Pence issued his remarks in the midst of mounting pressure facing Senate Republicans to finalize changes to the House GOP bill and bring it to a vote prior to the August recess. Trump and Pence invited key Senate members to lunch Tuesday to discuss their progress.
“This will be the North Star for our administration,” Pence said.
“The Senate is, as we speak, working tirelessly to improve this legislation and create an orderly framework to transition our healthcare economy away from the regulations and mandates and taxes of Obamacare to a patient-centered healthcare system built on personal responsibility, free-market competition, and state-based reform,” Pence said in his remarks.
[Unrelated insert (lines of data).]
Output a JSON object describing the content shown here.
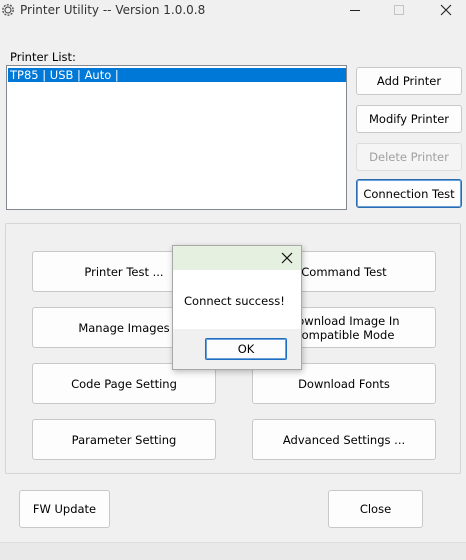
{
  "window": {
    "title": "Printer Utility -- Version 1.0.0.8",
    "icons": {
      "app": "gear-icon",
      "minimize": "minimize-icon",
      "maximize": "maximize-icon",
      "close": "close-icon"
    }
  },
  "printer_list": {
    "label": "Printer List:",
    "items": [
      {
        "text": "TP85 | USB | Auto |",
        "selected": true
      }
    ]
  },
  "side_buttons": {
    "add": "Add Printer",
    "modify": "Modify Printer",
    "delete": "Delete Printer",
    "connection_test": "Connection Test"
  },
  "actions": {
    "printer_test": "Printer Test ...",
    "command_test": "Command Test",
    "manage_images": "Manage Images",
    "download_image_line1": "Download Image In",
    "download_image_line2": "Compatible Mode",
    "code_page": "Code Page Setting",
    "download_fonts": "Download Fonts",
    "parameter_setting": "Parameter Setting",
    "advanced_settings": "Advanced Settings ..."
  },
  "footer": {
    "fw_update": "FW Update",
    "close": "Close"
  },
  "dialog": {
    "message": "Connect success!",
    "ok": "OK"
  },
  "colors": {
    "selection": "#0078d7",
    "dialog_header": "#e6f0e0",
    "focus_border": "#1e6fc4"
  }
}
He spoke days after yet another health insurer announced it is pulling out of a local Obamacare market in 2018. Major Ohio health insurer Anthem Blue Cross Blue Shield announced last week that it would no longer participate, a move the Trump administration believes confirms the law’s ineffectiveness.
Others have argued that the Trump administration’s uncertainty about whether to provide taxpayer subsidies to pay Obamacare premiums, along with new rule changes affecting the Affordable Care Act, have served to undermine Obama’s signature legislative achievement.
With an Obamacare repeal bill still being developed in the Senate, insurance companies are left in limbo when deciding to whether to participate in Obamacare markets in 2018 or rely on legislative progress.
In a May 23 letter to Senate Finance Committee Chairman Orrin Hatch, advocacy association America’s Health Insurance Plans said, “While the AHCA takes some positive steps toward affordable access to high-quality coverage options, time is swiftly running out for the certainty needed for 2018.”
While analysis from the Congressional Budget Office says the House GOP bill would leave 23 million people uninsured, Pence said he thought that the CBO overestimated the number of people who would receive insurance through the government funded insurance exchanges under Obamacare.
Pence cited a report from The Centers for Medicare and Medicaid released Monday that says, as of March, nearly two million of the 12 million people who selected an insurance plan on a public exchange during the open enrollment period that ended Jan. 31 were unable to continue paying their premiums. The dropoff is somewhat in line with that of past years.
Pence later chided Democrats for their unwillingness to cooperate and “help us clean up the mess that they created.” During the president’s meeting with the handful of Republican senators, Trump echoed this view, calling Democrats “obstructionists,” and referring to their resistance as “unfortunate.”
Republican senators largely have been working behind closed doors to craft the legislation.
“The Senate is working very, very hard and specifically the folks in this room,” said Trump. “I really appreciate what you’re doing to come out with a bill that’s going to be a phenomenal bill to the people of our country.”